While some customs from long ago have remained fixtures in our modern society, there are many that have faded into obscurity and for good reason. We have uncovered the explanations behind some of today’s common and strange customs that managed to stick around.
Dating back to Ancient Greece – a source of many modern Western customs – this greeting was a sign of equality and mutual respect. Shaking hands replaced bows and curtsies, while also serving as proof that both parties came unarmed.
In medieval Europe, the handshake became a powerful symbol of the bond between husband and wife. It was the final gesture of wedding ceremonies. Today, a hand shake can symbolize multiple things but mainly it is used to say hello, goodbye, congratulations, and to seal the deal.
“Achoooo. . . . God Bless you!”
It’s almost as much of a reflex as sneezing itself. Here in the United States, when someone sneezes, “God Bless you” will often be heard immediately after.
But why? We don’t acknowledge any other bodily functions in such a way. So how did this response originate?
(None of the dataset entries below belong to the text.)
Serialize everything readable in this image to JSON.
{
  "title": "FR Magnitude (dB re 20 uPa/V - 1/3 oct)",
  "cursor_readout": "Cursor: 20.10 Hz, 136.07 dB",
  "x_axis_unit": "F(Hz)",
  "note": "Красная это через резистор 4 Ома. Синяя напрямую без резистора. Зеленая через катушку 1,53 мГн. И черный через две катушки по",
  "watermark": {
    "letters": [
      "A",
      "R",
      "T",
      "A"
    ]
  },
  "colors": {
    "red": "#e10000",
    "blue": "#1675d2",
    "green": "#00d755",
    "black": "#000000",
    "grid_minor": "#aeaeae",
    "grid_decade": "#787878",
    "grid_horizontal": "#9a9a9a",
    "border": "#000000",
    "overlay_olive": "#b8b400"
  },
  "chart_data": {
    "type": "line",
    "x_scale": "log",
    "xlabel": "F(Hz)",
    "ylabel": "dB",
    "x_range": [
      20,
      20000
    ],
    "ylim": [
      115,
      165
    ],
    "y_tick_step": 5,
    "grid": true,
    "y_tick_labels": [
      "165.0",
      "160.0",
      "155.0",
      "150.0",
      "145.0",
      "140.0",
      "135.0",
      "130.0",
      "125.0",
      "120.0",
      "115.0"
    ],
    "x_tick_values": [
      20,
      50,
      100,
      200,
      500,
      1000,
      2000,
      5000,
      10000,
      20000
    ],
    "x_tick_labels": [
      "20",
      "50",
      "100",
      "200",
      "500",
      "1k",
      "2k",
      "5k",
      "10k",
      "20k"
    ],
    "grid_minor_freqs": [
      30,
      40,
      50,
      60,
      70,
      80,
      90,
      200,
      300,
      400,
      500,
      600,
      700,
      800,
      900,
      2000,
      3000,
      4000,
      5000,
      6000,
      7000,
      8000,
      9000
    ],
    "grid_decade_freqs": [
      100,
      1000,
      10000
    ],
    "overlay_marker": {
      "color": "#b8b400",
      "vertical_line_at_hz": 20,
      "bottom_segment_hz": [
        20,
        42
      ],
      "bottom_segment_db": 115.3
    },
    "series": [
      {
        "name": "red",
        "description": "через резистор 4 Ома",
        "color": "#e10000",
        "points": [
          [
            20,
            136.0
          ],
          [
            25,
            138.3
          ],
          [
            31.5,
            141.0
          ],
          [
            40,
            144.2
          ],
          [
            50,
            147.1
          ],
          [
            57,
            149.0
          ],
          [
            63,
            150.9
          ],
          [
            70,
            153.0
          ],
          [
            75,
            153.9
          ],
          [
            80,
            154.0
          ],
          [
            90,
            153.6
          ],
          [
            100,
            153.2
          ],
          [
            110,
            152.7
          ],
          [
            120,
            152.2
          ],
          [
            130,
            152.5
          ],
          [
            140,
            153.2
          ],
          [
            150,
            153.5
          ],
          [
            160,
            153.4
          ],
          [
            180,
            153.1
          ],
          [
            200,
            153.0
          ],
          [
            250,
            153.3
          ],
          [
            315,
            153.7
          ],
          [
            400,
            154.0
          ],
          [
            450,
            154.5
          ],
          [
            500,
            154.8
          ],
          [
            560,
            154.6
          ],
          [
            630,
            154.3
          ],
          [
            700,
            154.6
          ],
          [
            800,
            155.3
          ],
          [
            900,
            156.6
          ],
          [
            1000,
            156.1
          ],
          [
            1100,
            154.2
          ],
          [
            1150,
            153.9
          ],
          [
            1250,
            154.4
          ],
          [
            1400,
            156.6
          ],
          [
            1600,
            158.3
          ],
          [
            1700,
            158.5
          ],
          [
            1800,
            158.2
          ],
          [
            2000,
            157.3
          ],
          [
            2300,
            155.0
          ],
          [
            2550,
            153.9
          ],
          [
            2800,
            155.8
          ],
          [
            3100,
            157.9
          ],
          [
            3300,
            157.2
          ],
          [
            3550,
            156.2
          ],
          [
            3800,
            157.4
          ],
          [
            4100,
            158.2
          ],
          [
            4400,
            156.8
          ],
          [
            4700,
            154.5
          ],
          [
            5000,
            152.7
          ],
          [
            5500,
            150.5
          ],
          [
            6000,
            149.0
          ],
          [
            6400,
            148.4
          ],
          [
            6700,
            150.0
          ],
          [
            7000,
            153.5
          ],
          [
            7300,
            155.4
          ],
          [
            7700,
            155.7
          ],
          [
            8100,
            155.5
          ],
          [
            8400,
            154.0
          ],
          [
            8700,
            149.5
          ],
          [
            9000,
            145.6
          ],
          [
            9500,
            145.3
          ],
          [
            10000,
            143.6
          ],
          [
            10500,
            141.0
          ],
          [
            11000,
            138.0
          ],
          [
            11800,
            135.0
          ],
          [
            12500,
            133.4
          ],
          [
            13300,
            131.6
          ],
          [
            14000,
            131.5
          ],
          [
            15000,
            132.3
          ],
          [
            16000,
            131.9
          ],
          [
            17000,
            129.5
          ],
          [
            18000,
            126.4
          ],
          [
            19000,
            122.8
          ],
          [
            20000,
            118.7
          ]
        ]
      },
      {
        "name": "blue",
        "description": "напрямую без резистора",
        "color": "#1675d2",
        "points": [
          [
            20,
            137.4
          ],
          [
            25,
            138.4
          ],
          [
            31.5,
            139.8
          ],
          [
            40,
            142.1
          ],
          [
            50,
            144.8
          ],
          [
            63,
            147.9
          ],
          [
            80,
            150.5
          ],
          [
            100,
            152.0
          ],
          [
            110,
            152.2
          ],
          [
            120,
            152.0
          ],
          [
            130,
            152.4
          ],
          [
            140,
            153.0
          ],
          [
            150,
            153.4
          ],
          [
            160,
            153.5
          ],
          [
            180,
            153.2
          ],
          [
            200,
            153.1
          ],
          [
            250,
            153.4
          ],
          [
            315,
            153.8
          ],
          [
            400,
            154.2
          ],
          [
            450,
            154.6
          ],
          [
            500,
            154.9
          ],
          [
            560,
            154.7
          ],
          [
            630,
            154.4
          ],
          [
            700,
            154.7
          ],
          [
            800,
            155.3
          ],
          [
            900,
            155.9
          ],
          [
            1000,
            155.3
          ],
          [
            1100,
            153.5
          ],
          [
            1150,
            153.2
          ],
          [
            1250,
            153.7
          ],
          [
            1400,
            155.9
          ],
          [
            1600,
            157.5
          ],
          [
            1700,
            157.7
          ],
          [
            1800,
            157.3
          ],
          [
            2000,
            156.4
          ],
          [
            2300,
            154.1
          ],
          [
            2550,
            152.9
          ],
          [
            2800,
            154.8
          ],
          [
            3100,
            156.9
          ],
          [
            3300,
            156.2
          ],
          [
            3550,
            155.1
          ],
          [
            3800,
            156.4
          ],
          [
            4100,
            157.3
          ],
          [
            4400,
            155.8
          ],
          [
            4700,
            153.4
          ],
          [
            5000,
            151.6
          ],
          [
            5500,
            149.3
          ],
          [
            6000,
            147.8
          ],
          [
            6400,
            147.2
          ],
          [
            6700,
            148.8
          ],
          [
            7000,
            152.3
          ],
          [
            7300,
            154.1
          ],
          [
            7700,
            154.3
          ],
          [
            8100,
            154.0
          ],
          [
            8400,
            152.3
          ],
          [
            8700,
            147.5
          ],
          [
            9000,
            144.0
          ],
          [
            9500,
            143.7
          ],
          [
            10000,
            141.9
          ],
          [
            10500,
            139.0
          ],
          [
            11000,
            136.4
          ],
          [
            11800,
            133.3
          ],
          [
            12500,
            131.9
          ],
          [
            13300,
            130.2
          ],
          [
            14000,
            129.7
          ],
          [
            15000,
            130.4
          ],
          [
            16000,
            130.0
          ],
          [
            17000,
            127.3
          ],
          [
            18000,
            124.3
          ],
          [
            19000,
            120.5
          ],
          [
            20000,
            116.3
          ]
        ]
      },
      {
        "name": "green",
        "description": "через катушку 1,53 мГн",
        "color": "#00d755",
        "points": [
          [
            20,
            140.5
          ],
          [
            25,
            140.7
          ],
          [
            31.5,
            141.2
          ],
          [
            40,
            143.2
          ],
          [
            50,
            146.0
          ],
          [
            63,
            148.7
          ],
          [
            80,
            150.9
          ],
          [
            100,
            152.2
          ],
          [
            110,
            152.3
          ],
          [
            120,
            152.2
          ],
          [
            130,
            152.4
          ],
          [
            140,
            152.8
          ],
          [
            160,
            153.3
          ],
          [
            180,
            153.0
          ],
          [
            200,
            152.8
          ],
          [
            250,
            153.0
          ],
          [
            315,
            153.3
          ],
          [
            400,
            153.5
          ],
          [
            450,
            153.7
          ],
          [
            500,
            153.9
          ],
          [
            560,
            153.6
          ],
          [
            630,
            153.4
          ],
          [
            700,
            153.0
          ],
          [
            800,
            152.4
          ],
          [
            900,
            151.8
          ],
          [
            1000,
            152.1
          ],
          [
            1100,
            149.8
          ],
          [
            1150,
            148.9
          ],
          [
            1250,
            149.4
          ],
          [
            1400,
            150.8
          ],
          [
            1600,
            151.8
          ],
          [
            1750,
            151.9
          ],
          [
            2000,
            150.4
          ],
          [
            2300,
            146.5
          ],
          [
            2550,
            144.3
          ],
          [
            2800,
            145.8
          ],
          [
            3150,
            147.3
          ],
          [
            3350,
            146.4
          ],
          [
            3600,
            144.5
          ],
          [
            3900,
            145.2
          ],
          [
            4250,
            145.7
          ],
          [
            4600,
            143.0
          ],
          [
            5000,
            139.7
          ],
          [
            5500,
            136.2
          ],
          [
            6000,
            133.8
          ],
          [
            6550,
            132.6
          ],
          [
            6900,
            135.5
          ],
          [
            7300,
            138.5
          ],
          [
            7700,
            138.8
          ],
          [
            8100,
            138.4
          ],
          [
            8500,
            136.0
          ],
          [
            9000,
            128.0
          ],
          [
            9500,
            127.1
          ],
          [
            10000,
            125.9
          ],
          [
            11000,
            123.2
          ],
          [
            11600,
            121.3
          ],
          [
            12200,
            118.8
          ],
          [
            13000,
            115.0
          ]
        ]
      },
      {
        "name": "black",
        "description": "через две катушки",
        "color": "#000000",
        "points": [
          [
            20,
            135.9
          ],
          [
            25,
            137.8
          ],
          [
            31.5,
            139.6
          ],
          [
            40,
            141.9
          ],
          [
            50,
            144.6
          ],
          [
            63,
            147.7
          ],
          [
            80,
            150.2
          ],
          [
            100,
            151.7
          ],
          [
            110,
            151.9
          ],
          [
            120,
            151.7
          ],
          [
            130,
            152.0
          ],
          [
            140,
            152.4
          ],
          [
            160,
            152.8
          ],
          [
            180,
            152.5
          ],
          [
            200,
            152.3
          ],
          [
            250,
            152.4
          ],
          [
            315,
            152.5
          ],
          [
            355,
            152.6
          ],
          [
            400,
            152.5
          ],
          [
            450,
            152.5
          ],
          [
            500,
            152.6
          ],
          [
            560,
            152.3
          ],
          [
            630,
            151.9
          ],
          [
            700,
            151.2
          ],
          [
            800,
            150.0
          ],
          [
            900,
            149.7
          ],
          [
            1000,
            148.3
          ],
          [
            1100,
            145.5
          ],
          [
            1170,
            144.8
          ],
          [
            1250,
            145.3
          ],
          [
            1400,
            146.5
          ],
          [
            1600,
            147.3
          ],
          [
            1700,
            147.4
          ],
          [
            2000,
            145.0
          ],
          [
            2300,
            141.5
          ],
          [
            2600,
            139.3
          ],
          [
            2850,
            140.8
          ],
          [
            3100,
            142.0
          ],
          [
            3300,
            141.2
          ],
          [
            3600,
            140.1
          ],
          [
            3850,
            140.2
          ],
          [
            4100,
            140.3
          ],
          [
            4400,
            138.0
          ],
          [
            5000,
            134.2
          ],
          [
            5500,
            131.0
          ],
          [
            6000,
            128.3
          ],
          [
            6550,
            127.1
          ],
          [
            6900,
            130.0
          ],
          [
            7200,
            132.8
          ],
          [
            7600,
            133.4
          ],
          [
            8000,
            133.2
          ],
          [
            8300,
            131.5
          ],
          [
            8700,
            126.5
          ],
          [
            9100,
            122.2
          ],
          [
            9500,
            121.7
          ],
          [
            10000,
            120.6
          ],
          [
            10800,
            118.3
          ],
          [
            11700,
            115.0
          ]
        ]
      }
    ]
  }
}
Some point to the Greeks and Romans for starting this fascination with sneezing. They viewed it as a sign of wellness – a means of expelling bad spirits from the body – and would routinely offer blessings unto the sneezer. Centuries later, widespread fears brought on by the outbreak of the bubonic plague cast suspicion on the sneeze. Pope Gregory VII called on the people of Europe to utter a short prayer, “Bless you”, after every sneeze to protect against the sickness. Upon reflection, it is a very strange custom - - -that doesn't appear to be fading anytime soon.
Dining Styles - Continental or American Style Dining?
As all of The American School of Protocol’s Certified Graduates know, there is a stark difference in dining styles once you cross the Atlantic. In the United States, “Zig-Zag” is used, while our European neighbors predominantly eat “Continental.”
It is very surprising to learn that the traditional European method was in fact originally the American style. The "dining style divide" resulted when British colonists sailed across the Atlantic, bringing their multi-step cutting method to the New World. The colonists retained this dining style, but back in Europe, the Industrial Revolution brought a faster pace of life that left little room for the niceties and courtesies of the previous era, leading to the more streamlined Continental style.
After a toast, it is tradition to clink glasses with fellow diners. This iconic act of celebration comes from a dark past. Clinking glasses originally started with the intention of spilling a little of the other person’s drink into your own to demonstrate that neither party had poisoned the other’s glass. The clink was a sign of good will, a feeling that has endured to today.
“Don’t put your elbows on the table!” The origin of this classic motherly saying dates back to medieval times. Feasts were held in great halls and hundreds of people would eat together at long wooden tables. While the food was often plentiful, space was not. Furthermore, when dining in the presence of the lords and ladies of the realm, it was deemed “peasant-like” to hunch over one’s plate, guarding the food from others. The act gave off an aura of distrust, and has since become a commonly repeated rule.
Today, it is acceptable to have your elbows on the dining table in between courses and when there are no dishes on the table. Other than that it's a good idea to follow this old rule. It is truly interesting to trace our everyday behaviors – many of which we don’t give a second thought.